S21 and the Killing Fields

A more sober day today. Everyone is aware of the genocide that happened in the mid to late 70’s in Cambodia.

In the very simplistic of terms Pol Pot,influenced by China and some western interference from America tried to create a completely Communist run country. The belief being that you needed no schools, no cars, no factories but only agriculture and total belief in the system. In the shape of the Khmer Rouge they set about imprisoning and then killing any civil servants first and then worked their way down believing children were the purest and could be brainwashed into their way of thinking.

Tuol Sleng genocide museum is a former security office S21, being one of many across Cambodia. Previously this had been a school that was now supposedly not needed. Some of the rooms were turned into torture chambers and others housed large groups.
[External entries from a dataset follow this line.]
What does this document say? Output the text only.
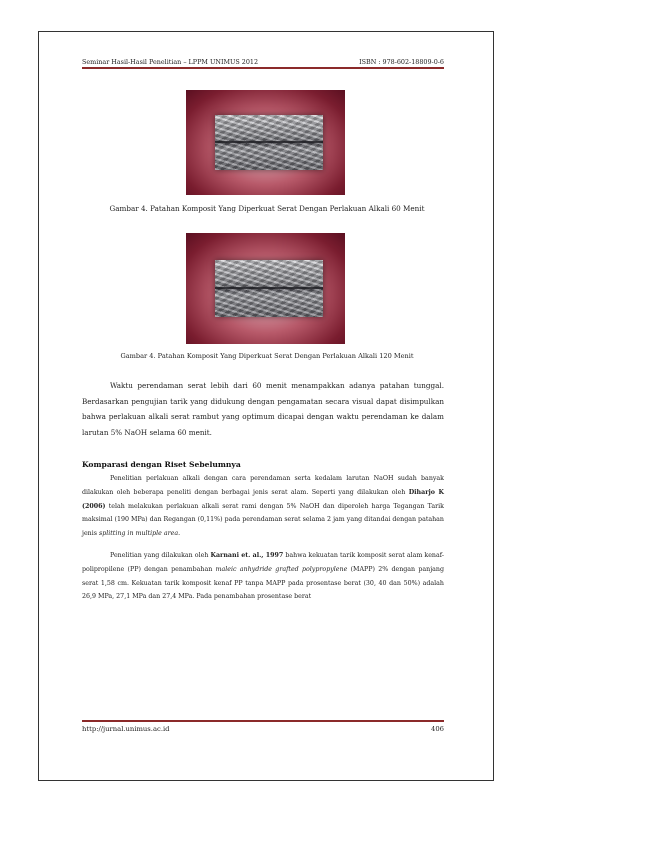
Seminar Hasil-Hasil Penelitian – LPPM UNIMUS 2012	ISBN : 978-602-18809-0-6
Gambar 4. Patahan Komposit Yang Diperkuat Serat Dengan Perlakuan Alkali 60 Menit
Gambar 4. Patahan Komposit Yang Diperkuat Serat Dengan Perlakuan Alkali 120 Menit

Waktu perendaman serat lebih dari 60 menit menampakkan adanya patahan tunggal. Berdasarkan pengujian tarik yang didukung dengan pengamatan secara visual dapat disimpulkan bahwa perlakuan alkali serat rambut yang optimum dicapai dengan waktu perendaman ke dalam larutan 5% NaOH selama 60 menit.

Komparasi dengan Riset Sebelumnya

Penelitian perlakuan alkali dengan cara perendaman serta kedalam larutan NaOH sudah banyak dilakukan oleh beberapa peneliti dengan berbagai jenis serat alam. Seperti yang dilakukan oleh Diharjo K (2006) telah melakukan perlakuan alkali serat rami dengan 5% NaOH dan diperoleh harga Tegangan Tarik maksimal (190 MPa) dan Regangan (0,11%) pada perendaman serat selama 2 jam yang ditandai dengan patahan jenis splitting in multiple area.

Penelitian yang dilakukan oleh Karnani et. al., 1997 bahwa kekuatan tarik komposit serat alam kenaf-polipropilene (PP) dengan penambahan maleic anhydride grafted polypropylene (MAPP) 2% dengan panjang serat 1,58 cm. Kekuatan tarik komposit kenaf PP tanpa MAPP pada prosentase berat (30, 40 dan 50%) adalah 26,9 MPa, 27,1 MPa dan 27,4 MPa. Pada penambahan prosentase berat

http://jurnal.unimus.ac.id	406
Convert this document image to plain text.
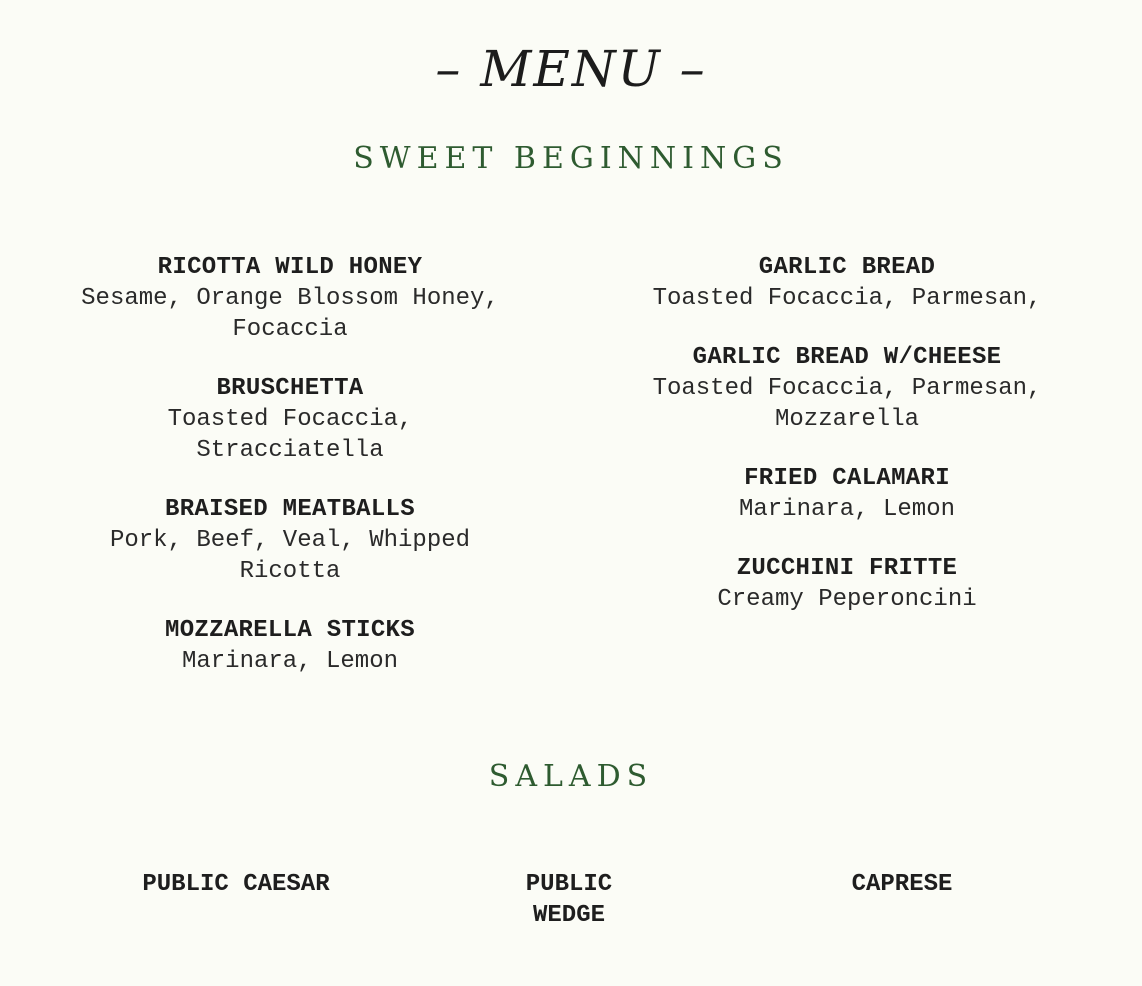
– MENU –
SWEET BEGINNINGS
RICOTTA WILD HONEY
Sesame, Orange Blossom Honey, Focaccia
BRUSCHETTA
Toasted Focaccia, Stracciatella
BRAISED MEATBALLS
Pork, Beef, Veal, Whipped Ricotta
MOZZARELLA STICKS
Marinara, Lemon
GARLIC BREAD
Toasted Focaccia, Parmesan,
GARLIC BREAD W/CHEESE
Toasted Focaccia, Parmesan, Mozzarella
FRIED CALAMARI
Marinara, Lemon
ZUCCHINI FRITTE
Creamy Peperoncini
SALADS
PUBLIC CAESAR	PUBLIC WEDGE
CAPRESE
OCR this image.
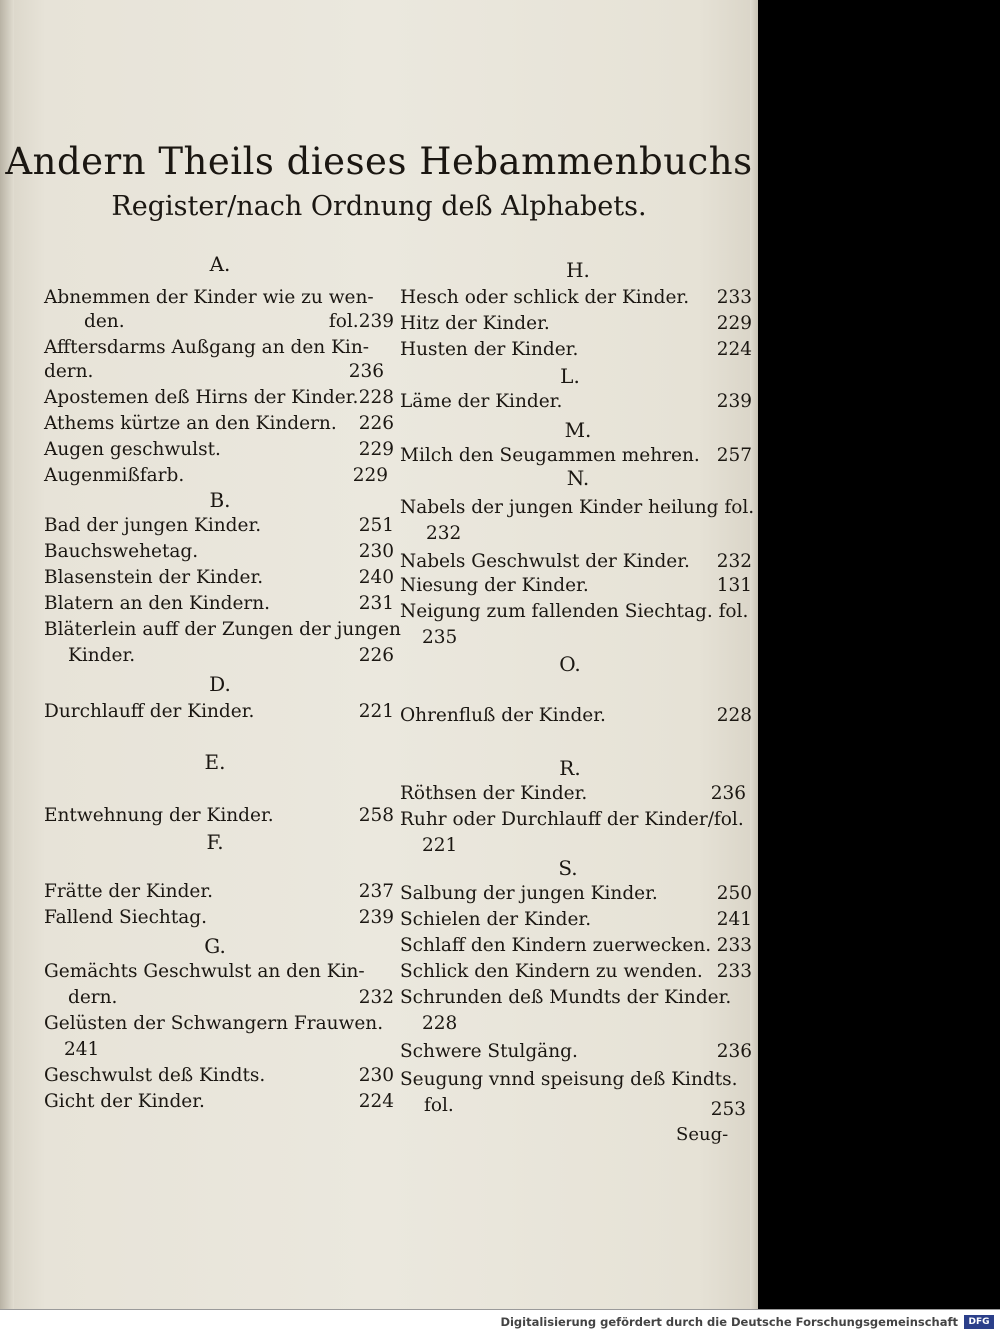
Andern Theils dieses Hebammenbuchs
Register/nach Ordnung deß Alphabets.
A.	H.
L.
M.
N.
B.
O.
D.
E.	R.
F.
S.
G.
Abnemmen der Kinder wie zu wen-
den.	fol.239
Afftersdarms Außgang an den Kin-
dern.	236
Apostemen deß Hirns der Kinder. 228
Athems kürtze an den Kindern. 226
Augen geschwulst.	229
Augenmißfarb.	229
Bad der jungen Kinder.	251
Bauchswehetag.	230
Blasenstein der Kinder.	240
Blatern an den Kindern.	231
Bläterlein auff der Zungen der jungen
Kinder.	226
Durchlauff der Kinder.	221
Entwehnung der Kinder.	258
Frätte der Kinder.	237
Fallend Siechtag.	239
Gemächts Geschwulst an den Kin-
dern.	232
Gelüsten der Schwangern Frauwen.
241
Geschwulst deß Kindts.	230
Gicht der Kinder.	224
Hesch oder schlick der Kinder. 233
Hitz der Kinder.	229
Husten der Kinder.	224
Läme der Kinder.	239
Milch den Seugammen mehren. 257
Nabels der jungen Kinder heilung fol.
232
Nabels Geschwulst der Kinder. 232
Niesung der Kinder.	131
Neigung zum fallenden Siechtag. fol.
235
Ohrenfluß der Kinder.	228
Röthsen der Kinder.	236
Ruhr oder Durchlauff der Kinder/fol.
221
Salbung der jungen Kinder.	250
Schielen der Kinder.	241
Schlaff den Kindern zuerwecken. 233
Schlick den Kindern zu wenden. 233
Schrunden deß Mundts der Kinder.
228
Schwere Stulgäng.	236
Seugung vnnd speisung deß Kindts.
fol.	253
Seug-
Digitalisierung gefördert durch die Deutsche Forschungsgemeinschaft	DFG
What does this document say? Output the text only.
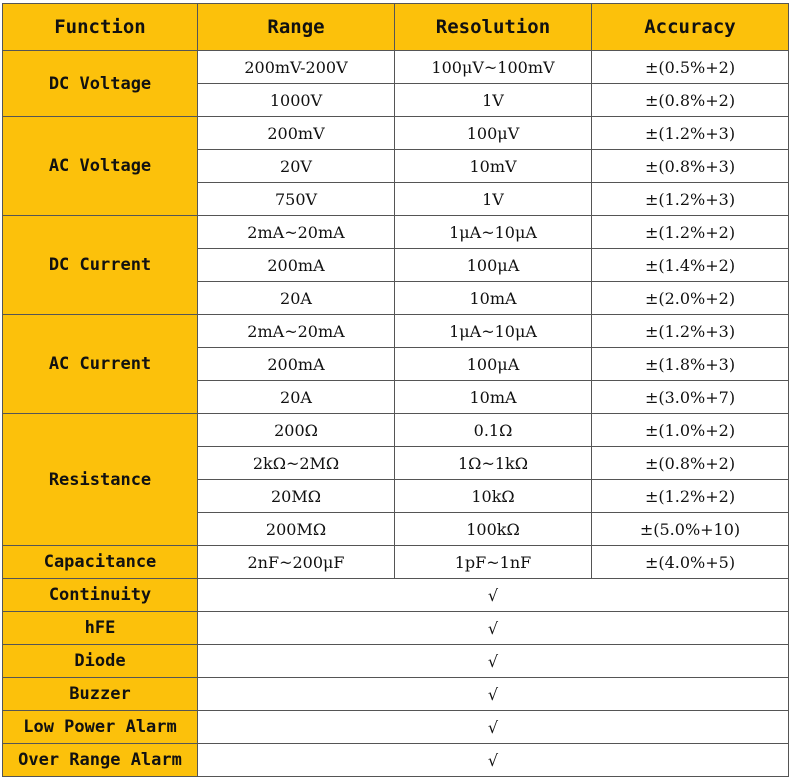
Function	Range	Resolution	Accuracy
DC Voltage	200mV-200V	100μV~100mV	±(0.5%+2)
	1000V	1V	±(0.8%+2)
AC Voltage	200mV	100μV	±(1.2%+3)
	20V	10mV	±(0.8%+3)
	750V	1V	±(1.2%+3)
DC Current	2mA~20mA	1μA~10μA	±(1.2%+2)
	200mA	100μA	±(1.4%+2)
	20A	10mA	±(2.0%+2)
AC Current	2mA~20mA	1μA~10μA	±(1.2%+3)
	200mA	100μA	±(1.8%+3)
	20A	10mA	±(3.0%+7)
Resistance	200Ω	0.1Ω	±(1.0%+2)
	2kΩ~2MΩ	1Ω~1kΩ	±(0.8%+2)
	20MΩ	10kΩ	±(1.2%+2)
	200MΩ	100kΩ	±(5.0%+10)
Capacitance	2nF~200μF	1pF~1nF	±(4.0%+5)
Continuity	√		
hFE	√		
Diode	√		
Buzzer	√		
Low Power Alarm	√		
Over Range Alarm	√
The atrocities and brutality we were told about are best not mentioned here. Everyone who entered S21 apart from seven who were discovered when it was liberated (husbands, wives, children) died. The Khmer Rouge were meticulous record keepers and they recorded and photographed everyone who entered S21. There are hundreds of photos on display as you walk around, the women with their hair cut short and everyone staring at the camera with a sad haunted look except for a few who had no idea what were going on so smiled at the camera.

There are only two survivors left, one being Bou Meng, now in his eighties we were fortunate to meet. It’s a chilling place to visit.

A short journey across town and we arrived at the killing field – again one of many. This one was a former orchard. Within days of the Khmer Rouge coming into power the entire population was marched into the countryside. Disobedience of any sort bought immediate execution. Currency and postal services were abolished, the country was now cut off from the outside world. Again the atrocities carried out here are too graphic to write about. The Khmer Rouge even thought a bullet was too precious to waste so they found other ways of killing the people.

There is a monument which houses 8000 skulls and it is a sobering testament to what man is capable of. The Khmer Rouge ruled for 3 years 8 months and 20 days. In that time 2,000,000 million or a third of the total population of Cambodia disappeared. Currently only one person is in prison for his part played and two more men in their eighties are on trial. The cost so far is £20,000,000 and we as British tax payers are all paying the bill. The rest of the perpetrators live comfortably in the country. Buddhists believe in peace and there is a feeling that a civil war could again start if there is too much interference. It’s hard to believe that this all happened so recently.

It had been a heavy day so we had early evening drinks on the terrace of the FCC (Foreign Correspondants Club) a lovely setting high up overlooking the Mekong River with four large jugs of passion fruit daiquiri – £5 per head!